The topic can be collected efficiently.
Collected efficiently
A question on long-term health conditions needs to be simple and the prior work undertaken to design a question for other surveys could be utilised. Some level of instruction and explanation of terms would be required but these should not need to be lengthy as terminology should be understood particularly by people with the condition. If necessary, the number of response categories could be restricted to only those long-term health conditions deemed the highest priority for which the Census collection methodology is considered suitable.
Any proposed long-term health conditions in the Census would be codified using classifications based on the International Classification of Diseases: 10th Revision (ICD-10).

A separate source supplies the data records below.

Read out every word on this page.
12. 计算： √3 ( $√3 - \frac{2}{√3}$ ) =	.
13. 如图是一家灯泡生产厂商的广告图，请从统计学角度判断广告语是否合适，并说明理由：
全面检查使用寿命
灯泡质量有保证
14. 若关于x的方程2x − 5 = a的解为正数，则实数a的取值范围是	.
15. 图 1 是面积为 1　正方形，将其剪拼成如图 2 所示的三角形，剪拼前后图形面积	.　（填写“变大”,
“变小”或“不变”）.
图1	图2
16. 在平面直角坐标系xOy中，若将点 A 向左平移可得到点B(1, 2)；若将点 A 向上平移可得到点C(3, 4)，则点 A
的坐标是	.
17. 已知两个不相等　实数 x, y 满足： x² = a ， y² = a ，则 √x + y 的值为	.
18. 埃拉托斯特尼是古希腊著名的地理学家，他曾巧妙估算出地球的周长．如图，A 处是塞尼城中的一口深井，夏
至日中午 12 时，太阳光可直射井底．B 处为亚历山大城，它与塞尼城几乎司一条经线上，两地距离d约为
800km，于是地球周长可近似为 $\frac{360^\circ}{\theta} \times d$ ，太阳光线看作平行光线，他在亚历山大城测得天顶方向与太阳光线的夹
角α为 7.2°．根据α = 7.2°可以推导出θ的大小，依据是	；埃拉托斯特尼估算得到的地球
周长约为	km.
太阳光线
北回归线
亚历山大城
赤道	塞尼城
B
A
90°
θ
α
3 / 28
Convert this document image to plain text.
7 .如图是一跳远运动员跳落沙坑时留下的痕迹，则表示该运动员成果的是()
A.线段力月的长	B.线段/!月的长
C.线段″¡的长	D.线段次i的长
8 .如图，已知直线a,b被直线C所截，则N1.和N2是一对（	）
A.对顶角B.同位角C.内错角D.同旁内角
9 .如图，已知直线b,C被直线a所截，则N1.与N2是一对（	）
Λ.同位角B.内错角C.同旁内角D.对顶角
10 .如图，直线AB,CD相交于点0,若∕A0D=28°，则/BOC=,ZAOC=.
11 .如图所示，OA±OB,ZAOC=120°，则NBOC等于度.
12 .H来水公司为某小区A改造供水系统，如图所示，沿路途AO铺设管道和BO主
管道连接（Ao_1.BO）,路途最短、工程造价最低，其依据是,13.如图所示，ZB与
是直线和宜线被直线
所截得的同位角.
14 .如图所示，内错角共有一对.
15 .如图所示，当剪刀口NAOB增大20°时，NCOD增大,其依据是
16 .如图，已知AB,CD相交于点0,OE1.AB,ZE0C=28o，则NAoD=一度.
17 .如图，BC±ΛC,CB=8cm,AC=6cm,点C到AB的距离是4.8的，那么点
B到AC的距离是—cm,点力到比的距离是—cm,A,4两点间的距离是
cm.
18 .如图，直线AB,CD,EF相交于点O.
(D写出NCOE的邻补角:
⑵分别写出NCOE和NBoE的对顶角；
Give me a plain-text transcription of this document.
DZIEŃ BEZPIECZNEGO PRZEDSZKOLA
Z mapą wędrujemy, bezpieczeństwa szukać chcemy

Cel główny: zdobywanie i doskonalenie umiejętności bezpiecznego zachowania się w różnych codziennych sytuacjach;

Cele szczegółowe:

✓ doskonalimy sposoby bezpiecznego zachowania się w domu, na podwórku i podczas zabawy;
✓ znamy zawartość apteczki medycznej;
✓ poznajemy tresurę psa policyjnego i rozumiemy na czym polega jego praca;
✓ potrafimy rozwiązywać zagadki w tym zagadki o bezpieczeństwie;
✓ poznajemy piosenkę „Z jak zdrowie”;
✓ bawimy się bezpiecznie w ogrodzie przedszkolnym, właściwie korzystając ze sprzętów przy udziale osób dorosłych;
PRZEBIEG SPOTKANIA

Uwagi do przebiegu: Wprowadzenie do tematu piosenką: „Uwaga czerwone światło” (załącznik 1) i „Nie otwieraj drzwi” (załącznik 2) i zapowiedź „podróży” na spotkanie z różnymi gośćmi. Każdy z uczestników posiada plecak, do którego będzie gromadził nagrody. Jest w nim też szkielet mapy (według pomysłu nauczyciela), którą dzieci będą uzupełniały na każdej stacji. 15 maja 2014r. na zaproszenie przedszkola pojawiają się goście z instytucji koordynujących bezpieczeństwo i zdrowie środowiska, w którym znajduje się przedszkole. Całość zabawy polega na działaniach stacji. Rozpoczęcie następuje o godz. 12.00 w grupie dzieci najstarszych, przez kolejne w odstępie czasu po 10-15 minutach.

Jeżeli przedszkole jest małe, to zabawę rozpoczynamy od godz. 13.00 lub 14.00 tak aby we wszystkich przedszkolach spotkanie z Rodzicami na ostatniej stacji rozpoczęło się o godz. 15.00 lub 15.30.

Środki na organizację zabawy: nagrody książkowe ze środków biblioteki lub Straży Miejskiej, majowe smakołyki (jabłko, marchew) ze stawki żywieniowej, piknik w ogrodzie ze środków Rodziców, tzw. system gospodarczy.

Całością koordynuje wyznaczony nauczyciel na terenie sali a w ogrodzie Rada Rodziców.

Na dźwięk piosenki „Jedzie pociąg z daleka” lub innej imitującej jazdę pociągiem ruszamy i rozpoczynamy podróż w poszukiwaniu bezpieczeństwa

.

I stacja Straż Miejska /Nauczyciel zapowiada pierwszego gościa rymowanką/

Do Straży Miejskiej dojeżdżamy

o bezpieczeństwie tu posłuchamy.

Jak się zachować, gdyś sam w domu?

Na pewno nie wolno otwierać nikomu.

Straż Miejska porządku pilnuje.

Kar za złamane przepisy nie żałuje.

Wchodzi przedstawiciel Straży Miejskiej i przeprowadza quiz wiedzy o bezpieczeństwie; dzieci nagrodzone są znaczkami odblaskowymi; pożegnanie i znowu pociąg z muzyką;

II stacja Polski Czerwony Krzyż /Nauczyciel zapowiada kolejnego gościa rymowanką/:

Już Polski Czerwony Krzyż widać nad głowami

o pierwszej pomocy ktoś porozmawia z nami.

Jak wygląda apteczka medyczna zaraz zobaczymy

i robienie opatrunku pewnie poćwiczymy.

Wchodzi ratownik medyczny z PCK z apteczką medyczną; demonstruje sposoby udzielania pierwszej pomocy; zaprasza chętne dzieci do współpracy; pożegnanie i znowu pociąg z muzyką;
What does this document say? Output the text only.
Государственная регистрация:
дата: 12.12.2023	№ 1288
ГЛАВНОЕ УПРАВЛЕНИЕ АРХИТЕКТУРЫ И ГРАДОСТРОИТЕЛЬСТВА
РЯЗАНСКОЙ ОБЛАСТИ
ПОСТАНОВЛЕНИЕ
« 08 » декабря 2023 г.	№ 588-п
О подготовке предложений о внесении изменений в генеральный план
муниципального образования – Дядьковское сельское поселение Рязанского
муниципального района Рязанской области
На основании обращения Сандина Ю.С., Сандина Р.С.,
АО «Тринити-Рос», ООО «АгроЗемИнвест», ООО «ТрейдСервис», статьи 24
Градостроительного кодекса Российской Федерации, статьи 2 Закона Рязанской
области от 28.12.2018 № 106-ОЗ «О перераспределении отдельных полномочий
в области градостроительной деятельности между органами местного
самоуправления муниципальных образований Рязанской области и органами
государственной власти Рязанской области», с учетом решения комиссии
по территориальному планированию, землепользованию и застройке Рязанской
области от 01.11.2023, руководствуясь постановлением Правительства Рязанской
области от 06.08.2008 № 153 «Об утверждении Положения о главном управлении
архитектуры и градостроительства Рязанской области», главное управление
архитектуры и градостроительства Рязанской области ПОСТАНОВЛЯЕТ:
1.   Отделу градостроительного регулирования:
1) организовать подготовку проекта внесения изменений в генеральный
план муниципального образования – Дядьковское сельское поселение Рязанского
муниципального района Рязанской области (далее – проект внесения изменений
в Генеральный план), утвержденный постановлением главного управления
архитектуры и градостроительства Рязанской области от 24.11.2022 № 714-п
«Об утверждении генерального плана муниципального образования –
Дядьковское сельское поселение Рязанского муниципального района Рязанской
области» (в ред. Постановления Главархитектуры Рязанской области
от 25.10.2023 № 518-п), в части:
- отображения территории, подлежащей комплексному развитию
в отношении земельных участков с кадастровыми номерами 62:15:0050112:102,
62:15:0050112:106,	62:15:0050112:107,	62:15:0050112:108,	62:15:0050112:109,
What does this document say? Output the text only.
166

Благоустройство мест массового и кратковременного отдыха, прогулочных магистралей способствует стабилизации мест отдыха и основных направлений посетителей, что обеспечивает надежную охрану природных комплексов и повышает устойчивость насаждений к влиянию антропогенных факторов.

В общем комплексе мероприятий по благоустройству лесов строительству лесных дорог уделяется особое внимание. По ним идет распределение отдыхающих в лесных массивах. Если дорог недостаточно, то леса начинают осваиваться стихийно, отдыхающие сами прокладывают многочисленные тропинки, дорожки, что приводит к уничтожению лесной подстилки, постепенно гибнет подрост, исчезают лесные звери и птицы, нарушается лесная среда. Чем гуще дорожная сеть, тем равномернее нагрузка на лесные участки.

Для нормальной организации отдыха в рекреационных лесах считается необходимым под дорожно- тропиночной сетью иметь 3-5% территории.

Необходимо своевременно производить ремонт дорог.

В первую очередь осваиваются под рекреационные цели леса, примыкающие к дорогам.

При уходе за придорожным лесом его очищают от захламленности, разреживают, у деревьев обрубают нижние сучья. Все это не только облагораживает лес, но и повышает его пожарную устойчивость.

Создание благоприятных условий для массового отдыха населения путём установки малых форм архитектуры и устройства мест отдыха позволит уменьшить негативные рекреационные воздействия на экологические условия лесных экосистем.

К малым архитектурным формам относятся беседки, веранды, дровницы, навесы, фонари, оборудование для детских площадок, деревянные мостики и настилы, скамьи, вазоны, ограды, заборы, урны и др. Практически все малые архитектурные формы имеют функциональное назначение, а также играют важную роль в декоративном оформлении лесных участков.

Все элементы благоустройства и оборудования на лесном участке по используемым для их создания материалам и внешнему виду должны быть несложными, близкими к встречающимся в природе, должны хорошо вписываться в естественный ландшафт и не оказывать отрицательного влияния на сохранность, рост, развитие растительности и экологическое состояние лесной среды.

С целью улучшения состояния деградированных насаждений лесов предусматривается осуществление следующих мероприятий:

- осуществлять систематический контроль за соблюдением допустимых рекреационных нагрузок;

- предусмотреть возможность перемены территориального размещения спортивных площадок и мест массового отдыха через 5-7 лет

Where possible, data on long-term health conditions should be collected to be comparable to the National Health Survey (NHS). The code list used for the 2014–15 NHS was initially compiled for use in the 2001 NHS by the Family Medicine Research Centre, University of Sydney, in association with the ABS. This was also used for the 2004–05, 2007–08 and 2011–12 NHS. Conditions classified at the full level of detail are not generally available for output from the survey; however, they can be regrouped in various ways for output.
As an example, the question format might be worded as:
Have you ever been told by a doctor that you have or have had?
Yes, Arthritis
Yes, Osteoporosis
Yes, Asthma
Yes, Chronic Obstructive Pulmonary Disease/Emphysema
Yes, Cancer
Yes, Diabetes (apart from during pregnancy)
Yes, Heart attack or angina
Yes, Stroke
Yes, Chronic kidney disease
Yes, Mental health condition, including depression or anxiety
Yes, Dementia
Yes, Long-term injury
Yes, Other long-term condition
Assessment Criteria 6
6.
There is likely to be a continuing need for data on this topic in the following Census.
Continuing need
The need for information on the prevalence of long-term health conditions is likely to continue to increase as the population ages. The need to understand the prevalence of long-term health conditions at small geographic levels and be able to plan interventions is not likely to diminish in the near future.
Information collected at 5-yearly intervals will provide important time-series information allowing positive or negative changes to be measured and the effect of population-based interventions to be assessed. The information collected via the Census will also underpin and support information from other sources.
Assessment Criteria 7
7.
There are no other alternative data sources or solutions that could meet the topic need.
No alternatives
There has been significant national investment in the collection of health-related information for the purposes of research, policy development and resource planning. Data sources including surveys, jurisdictional and national disease registers and administrative data collections provide crucial insights and information about the health status of individuals and the services they receive. However, the need for more information and increased investment in health information infrastructure remains high.
Soon, Australia will have (for the first time) nation-wide integrated health information from a number of administrative data sources including hospital admitted patient care services, emergency department and outpatient services, Pharmaceutical Benefits Scheme and Medicare Benefits Schedule which will allow for powerful investigation of the ‘serviced’ or ‘treated’ population. However, the question of health need (health status of individuals who are receiving treatment and those who are not) will remain unanswered unless included in national collections.
Given that there are existing survey-based data sources collecting information about some long-term health conditions, the range of conditions to be included in the question needs to be carefully considered and perhaps restricted to those where significant information gaps exist and/or conditions that can be reliably collected via the Census.